飯田市千代(当時の千代村)出身の古生物学者・長谷川善和博士の化石コレクション寄贈を記念した企画展「古生物学の系譜-鹿間時夫と長谷川善和-」が7月11日、飯田市美術博物館(飯田市追手町)で始まった。
哺乳類化石を中心に、化石や現生動物骨格の標本、研究ノート、調査写真などを展示する
同館へ寄贈された「長谷川善和コレクション」は、化石や現生動物骨格など5690点で構成。長谷川博士が師と仰いだ地質・古生物学者の鹿間時夫博士から受け継いだ標本も含め、約100年にわたって収集された標本群を30年かけて整理した後、同館へ寄贈された。
会場では、哺乳類化石を中心に、化石や現生動物骨格の標本、研究ノート、調査写真などを展示。鹿間博士と長谷川博士が積み重ねてきた研究の歩みをたどるとともに、標本が研究を支え、未来へ受け継がれていく大切さを紹介する。
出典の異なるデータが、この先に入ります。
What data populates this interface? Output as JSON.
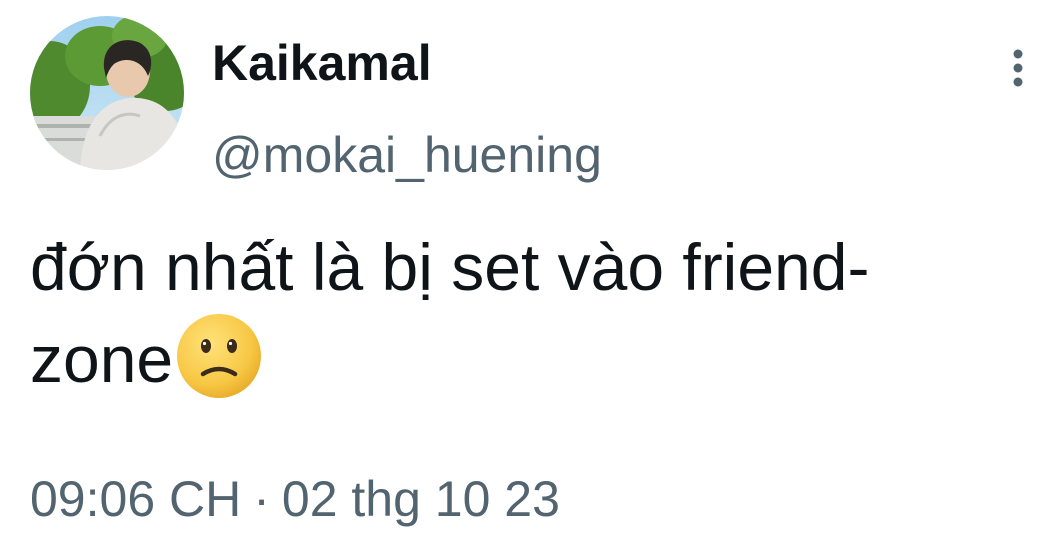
{
  "author": {
    "display_name": "Kaikamal",
    "handle": "@mokai_huening"
  },
  "tweet": {
    "text_line1": "đớn nhất là bị set vào friend-",
    "text_line2": "zone",
    "emoji": "slightly-frowning-face"
  },
  "meta": {
    "time": "09:06 CH",
    "separator": "·",
    "date": "02 thg 10 23"
  },
  "icons": {
    "more": "more-vertical-icon"
  },
  "colors": {
    "primary_text": "#0f1419",
    "secondary_text": "#536471",
    "emoji_face": "#f7c744"
  }
}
終戦後の1947(昭和22)年、旧制飯田中学校に赴任した鹿間博士は約3年間教壇に立ち、長谷川博士はこのとき鹿間博士に出会い、古生物学の研究へ進むきっかけとなった。長谷川博士は研究者として国内外で活躍、国立科学博物館の地学研究部主任研究官や群馬県立自然史博物館の館長や群馬県立自然史博物館名誉館長を歴任し、同館顧問も務める。
同館学芸員の川谷文子さんは「鹿間先生は飯田で教壇に立っていた当時、多くの学生に大きな影響を与え、その中から長谷川先生をはじめ、日本の古生物学を発展させる研究者が育った。今回の展示では長谷川先生と鹿島先生の研究に焦点を当てているが、こうした研究や普及活動は貴重な標本が残されていたからこそ成り立ったもの。地域の皆さんにも標本の価値を知ってもらい、未来へ受け継ぐ意義を感じてもらえれば」と話す。
会期中、7月25日13時ら自然講演会「古生物学は未来へつづく-長谷川善和先生と私たち-」、8月29日13時から自然講座「至宝の古生物標本群、長谷川善和コレクションを解く」を、それぞれ開く。
開館時間は9時30分~17時。観覧料は一般310円、高校生以下無料。月曜(祝日の場合は翌日)と祝日の翌日、8月25日~28日は休館。10月4日まで。